All shock waves, that each by itself would have had an angle between 33° and 72°, are compressed into a narrow band of wake with angles between 15° and 19°, with the strongest constructive interference at the outer edge (angle arcsin(1/3) = 19.47°), placing the two arms of the V in the celebrated Kelvin wake pattern.

A concise geometric construction^[3] demonstrates that, strikingly, this group shock angle w.r.t. the path of the boat, 19.47°, for any and all of the above θ, is actually independent of v, c, and g; it merely relies on the fact that the group velocity is half of the phase velocity c. On any planet, slow-swimming objects have "effective Mach number" 3.

For slow swimmers, low Froude number, the Lighthill−Whitham geometric argument that the opening of the Kelvin chevron (wedge, V pattern) is universal goes as follows. Consider a boat moving from right to left with constant speed v, emitting waves of varying wavelength, and thus wavenumber k and phase velocity c(k), of interest when < v for a shock wave (cf., e.g., Sonic boom or Cherenkov radiation). Equivalently, and more intuitively, fix the position of the boat and have the water flow in the opposite direction, like a piling in a river.

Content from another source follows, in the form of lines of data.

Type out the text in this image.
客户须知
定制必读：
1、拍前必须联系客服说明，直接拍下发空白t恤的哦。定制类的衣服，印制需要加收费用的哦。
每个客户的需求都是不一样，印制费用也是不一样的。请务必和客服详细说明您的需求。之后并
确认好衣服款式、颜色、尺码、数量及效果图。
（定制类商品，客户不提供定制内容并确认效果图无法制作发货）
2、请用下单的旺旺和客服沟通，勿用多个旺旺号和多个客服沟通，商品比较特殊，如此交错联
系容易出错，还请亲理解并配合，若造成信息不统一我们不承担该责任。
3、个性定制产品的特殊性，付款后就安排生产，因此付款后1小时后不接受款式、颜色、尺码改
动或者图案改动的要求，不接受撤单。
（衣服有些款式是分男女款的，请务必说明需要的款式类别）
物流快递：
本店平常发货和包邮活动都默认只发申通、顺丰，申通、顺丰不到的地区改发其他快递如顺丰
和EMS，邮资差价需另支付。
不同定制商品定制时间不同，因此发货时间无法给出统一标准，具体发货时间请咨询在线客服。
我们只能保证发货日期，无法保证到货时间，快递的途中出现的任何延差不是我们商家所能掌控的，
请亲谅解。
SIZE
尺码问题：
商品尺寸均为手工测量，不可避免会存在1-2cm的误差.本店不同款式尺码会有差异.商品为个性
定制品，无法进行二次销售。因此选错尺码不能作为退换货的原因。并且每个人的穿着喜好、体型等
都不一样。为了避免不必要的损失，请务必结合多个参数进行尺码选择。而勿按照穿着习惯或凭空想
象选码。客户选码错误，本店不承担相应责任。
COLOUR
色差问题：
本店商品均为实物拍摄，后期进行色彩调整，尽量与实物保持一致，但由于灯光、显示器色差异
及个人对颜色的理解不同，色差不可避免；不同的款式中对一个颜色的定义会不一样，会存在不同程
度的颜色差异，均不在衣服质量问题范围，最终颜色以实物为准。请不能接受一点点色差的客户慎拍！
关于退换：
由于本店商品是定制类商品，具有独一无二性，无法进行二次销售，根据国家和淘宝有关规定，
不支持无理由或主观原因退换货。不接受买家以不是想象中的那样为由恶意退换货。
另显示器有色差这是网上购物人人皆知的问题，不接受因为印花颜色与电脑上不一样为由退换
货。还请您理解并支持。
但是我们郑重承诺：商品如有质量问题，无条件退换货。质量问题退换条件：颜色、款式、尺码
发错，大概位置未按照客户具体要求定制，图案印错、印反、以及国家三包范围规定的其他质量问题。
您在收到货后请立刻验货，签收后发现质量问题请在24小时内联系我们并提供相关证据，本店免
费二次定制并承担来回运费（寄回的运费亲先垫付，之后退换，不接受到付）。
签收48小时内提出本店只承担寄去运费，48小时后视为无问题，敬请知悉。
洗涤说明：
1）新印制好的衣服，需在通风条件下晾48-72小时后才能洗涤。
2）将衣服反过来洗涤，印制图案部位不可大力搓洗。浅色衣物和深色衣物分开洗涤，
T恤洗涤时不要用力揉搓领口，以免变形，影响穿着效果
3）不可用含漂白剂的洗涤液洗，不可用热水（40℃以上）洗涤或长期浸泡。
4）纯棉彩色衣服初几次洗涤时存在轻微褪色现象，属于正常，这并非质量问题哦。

Focus first on a given k, emitting (phase) wavefronts whose stationary position w.r.t. the boat assemble to the standard shock wedge tangent to all of them, cf. Fig.12.3.

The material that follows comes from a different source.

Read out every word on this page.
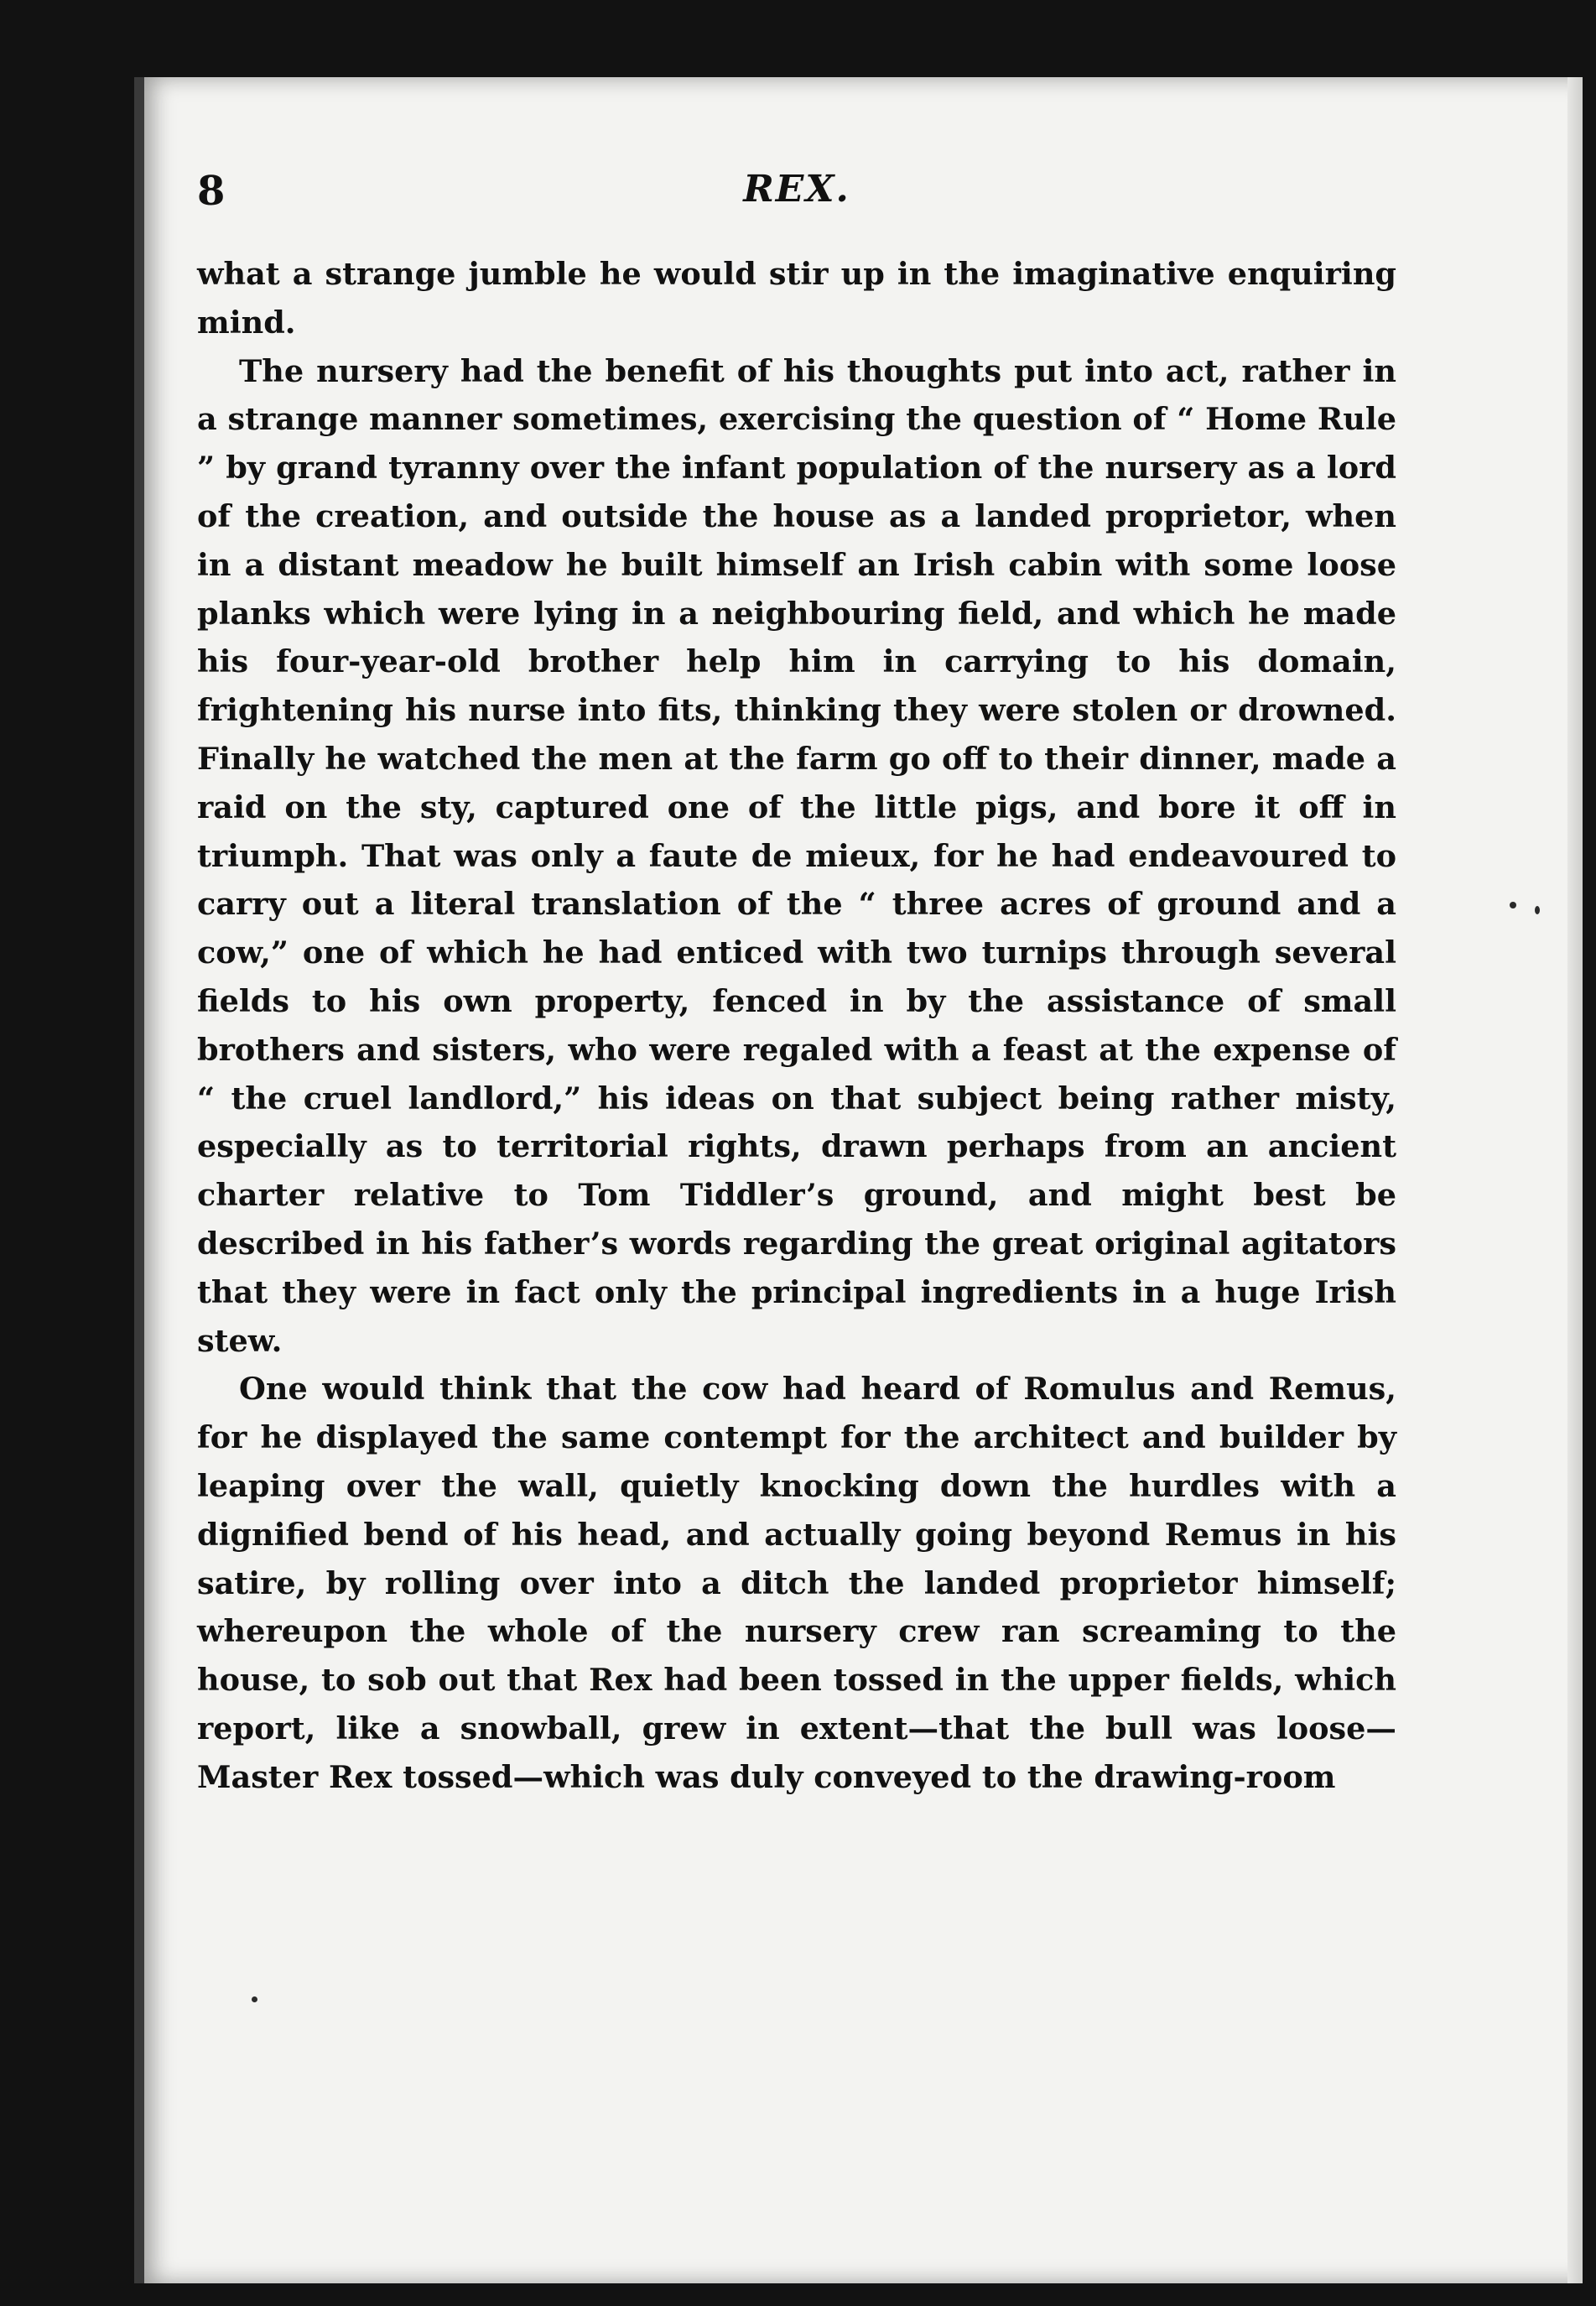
8	REX.

what a strange jumble he would stir up in the imaginative enquiring mind.

The nursery had the benefit of his thoughts put into act, rather in a strange manner sometimes, exercising the question of “ Home Rule ” by grand tyranny over the infant population of the nursery as a lord of the creation, and outside the house as a landed proprietor, when in a distant meadow he built himself an Irish cabin with some loose planks which were lying in a neighbouring field, and which he made his four-year-old brother help him in carrying to his domain, frightening his nurse into fits, thinking they were stolen or drowned. Finally he watched the men at the farm go off to their dinner, made a raid on the sty, captured one of the little pigs, and bore it off in triumph. That was only a faute de mieux, for he had endeavoured to carry out a literal translation of the “ three acres of ground and a cow,” one of which he had enticed with two turnips through several fields to his own property, fenced in by the assistance of small brothers and sisters, who were regaled with a feast at the expense of “ the cruel landlord,” his ideas on that subject being rather misty, especially as to territorial rights, drawn perhaps from an ancient charter relative to Tom Tiddler’s ground, and might best be described in his father’s words regarding the great original agitators that they were in fact only the principal ingredients in a huge Irish stew.

One would think that the cow had heard of Romulus and Remus, for he displayed the same contempt for the architect and builder by leaping over the wall, quietly knocking down the hurdles with a dignified bend of his head, and actually going beyond Remus in his satire, by rolling over into a ditch the landed proprietor himself; whereupon the whole of the nursery crew ran screaming to the house, to sob out that Rex had been tossed in the upper fields, which report, like a snowball, grew in extent—that the bull was loose—Master Rex tossed—which was duly conveyed to the drawing-room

As indicated above, the openings of these chevrons vary with wavenumber, the angle θ between the phase shock wavefront and the path of the boat (the water) being θ = arcsin(c/v) ≡ π/2 − ψ. Evidently, ψ increases with k. However, these phase chevrons are not visible: it is their corresponding group wave manifestations which are observed.

Consider one of the phase circles of Fig.12.3 for a particular k, corresponding to the time t in the past, Fig.12.2. Its radius is QS, and the phase chevron side is the tangent PS to it. Evidently, PQ= vt and SQ = ct = vt cosψ, as the right angle PSQ places S on the semicircle of diameter PQ.

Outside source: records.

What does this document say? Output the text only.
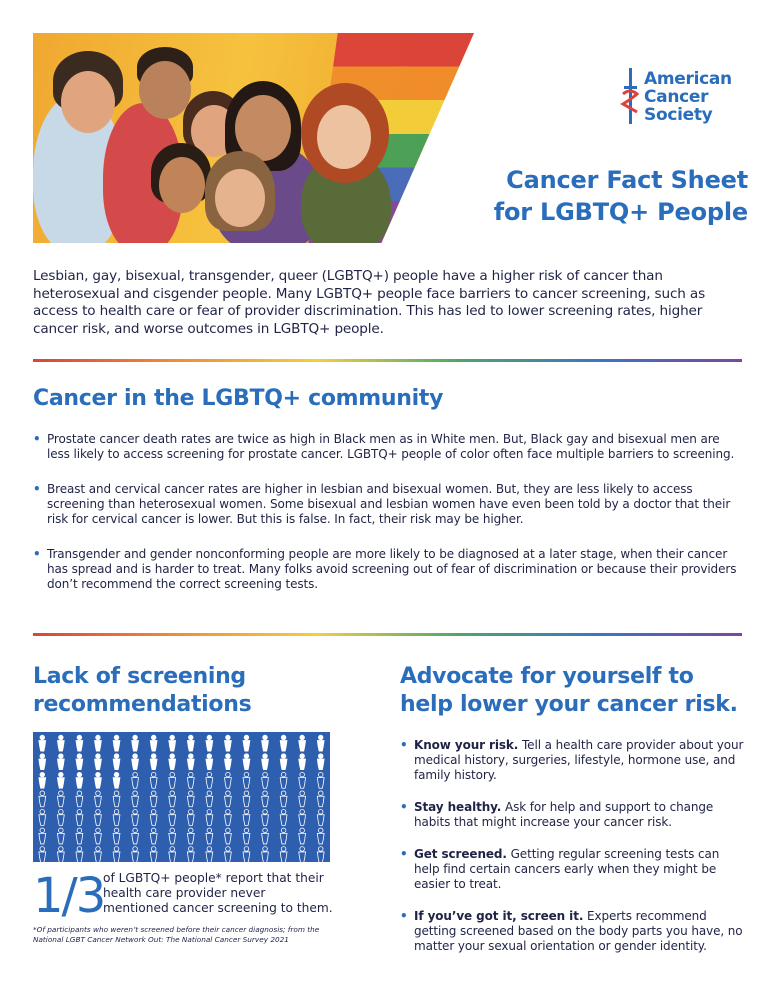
American
Cancer
Society
Cancer Fact Sheet
for LGBTQ+ People

Lesbian, gay, bisexual, transgender, queer (LGBTQ+) people have a higher risk of cancer than heterosexual and cisgender people. Many LGBTQ+ people face barriers to cancer screening, such as access to health care or fear of provider discrimination. This has led to lower screening rates, higher cancer risk, and worse outcomes in LGBTQ+ people.

Cancer in the LGBTQ+ community
• Prostate cancer death rates are twice as high in Black men as in White men. But, Black gay and bisexual men are less likely to access screening for prostate cancer. LGBTQ+ people of color often face multiple barriers to screening.
• Breast and cervical cancer rates are higher in lesbian and bisexual women. But, they are less likely to access screening than heterosexual women. Some bisexual and lesbian women have even been told by a doctor that their risk for cervical cancer is lower. But this is false. In fact, their risk may be higher.
• Transgender and gender nonconforming people are more likely to be diagnosed at a later stage, when their cancer has spread and is harder to treat. Many folks avoid screening out of fear of discrimination or because their providers don’t recommend the correct screening tests.
Lack of screening
recommendations
1/3
of LGBTQ+ people* report that their health care provider never mentioned cancer screening to them.
*Of participants who weren’t screened before their cancer diagnosis; from the
National LGBT Cancer Network Out: The National Cancer Survey 2021
Advocate for yourself to
help lower your cancer risk.
• Know your risk. Tell a health care provider about your medical history, surgeries, lifestyle, hormone use, and family history.
• Stay healthy. Ask for help and support to change habits that might increase your cancer risk.
• Get screened. Getting regular screening tests can help find certain cancers early when they might be easier to treat.
• If you’ve got it, screen it. Experts recommend getting screened based on the body parts you have, no matter your sexual orientation or gender identity.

Since the group velocity is half the phase velocity for any and all k, however, the visible (group) disturbance point corresponding to S will be T, the midpoint of SQ. Similarly, it lies on a semicircle now centered on R, where, manifestly, RQ=PQ/4, an effective group wavefront emitted from R, with radius vt/4 now.

Significantly, the resulting wavefront angle with the boat's path, the angle of the tangent from P to this smaller circle, obviously has a sine of TR/PR=1/3, for any and all k, c, ψ, g, etc.: Strikingly, virtually all parameters of the problem have dropped out, except for the deep-water group-to-phase-velocity relation! Note the (highly notional) effective group disturbance emitter moves slower, at 3v/4.

Thus, summing over all relevant k and ts to flesh out an effective Fig.12.3 shock pattern, the universal Kelvin wake pattern arises: the full visible chevron angle is twice that, 2arcsin(1/3) ≈ 39°.

The wavefronts of the wavelets in the wake are at 53°, which is roughly the average of 33° and 72°. The wave components with would-be shock wave angles between 73° and 90° dominate the interior of the V. They end up half-way between the point of generation and the current location of the wake source. This explains the curvature of the arcs.

Those very short waves with would-be shock wave angles below 33° lack a mechanism to reinforce their amplitudes through constructive interference and are usually seen as small ripples on top of the interior transverse waves.

The nature of two types of crests, longitudinal and transverse, is graphically illustrated by the pattern of wavefronts of a moving point source in proper frame. The radii of wavefronts are proportional, due to dispersion, to the square of time (measured from the moment of emission), and the envelope of the wavefronts represents the Kelvin wake pattern.